Supply chain isn’t the only factor affecting consumer thinking, L.E.K. noted in the report entitled The Great Reopening and Priority Reset: Consumer Insights. Home-oriented behaviors adopted as the COVID-19 pandemic erupted continue to have a bearing.
“The pandemic has caused a spike in the amount of time people are spending at home, which has meant, unsurprisingly, that people are also spending more money on their homes,” stated Chris Randall, L.E.K. managing director and report co-author, in announcing the report release. “The interesting piece is that consumers are expecting to continue their increased investment in their homes for the next three years. In fact, 52% report they will permanently increase their spending on home goods in the next three years, and 26% expect to increase spending in multiple areas of the home, like home decor, media electronics, linens, large appliances, backyard recreation and so on. In other words, spending on and for the home appears to be a long-term trend.”
Perception of pandemic severity is having a limited effect in the holiday season, L.E.K. related.

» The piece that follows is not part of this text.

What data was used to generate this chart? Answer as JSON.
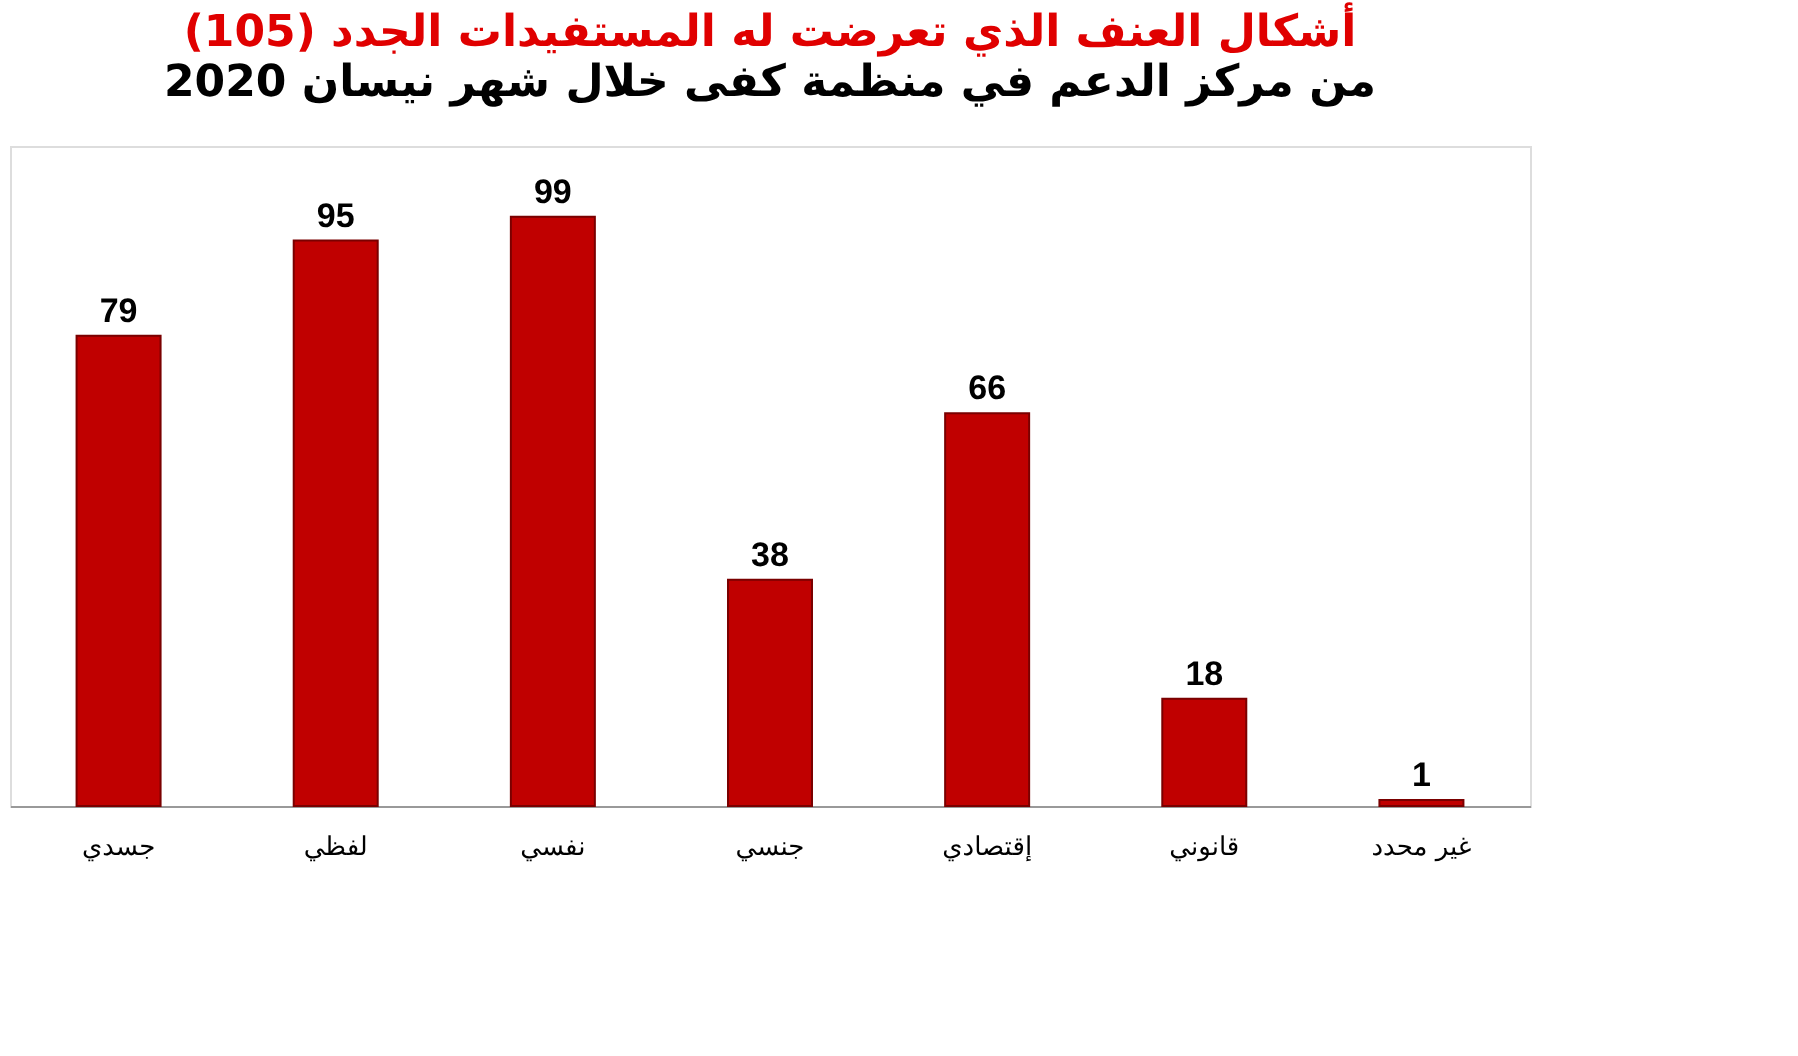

According to the study, 88% of Americans don’t believe the pandemic is fully contained, but just 17% said they are very concerned about it, and that it influences their day-to-day behavior significantly, down from 26% in July 2021.
“For the small percentage of Americans who believe the pandemic is fully contained, their spending behavior has largely returned to pre-pandemic levels, with some exceptions, such as dining out, out-of-home entertainment, and ride-sharing and ride-hailing, which remain slightly lower,” said Lauren DeVestern, L.E.K. managing director and report co-author. “But for the other 88%, spending continues to be impacted. That said, Americans do expect their spending to eventually return to pre-pandemic levels for most categories once the pandemic is contained.”
For this holiday season, L.E.K. points out that shoppers are turning to digital shopping more frequently.
“Surveyed consumers are expecting to purchase a larger share of their gifts online this year. In 2019, 50% to 60% of gifts were purchased in-store. This year, 50% to 60% of all gift purchases are expected to be online, a 10 to 20 percentage point increase in just two years. While consumer responses may be higher than what we’ll see in reality, they clearly point to a strong inclination for online gift buying this holiday season,” said Manny Picciola, L.E.K. managing director and report co-author.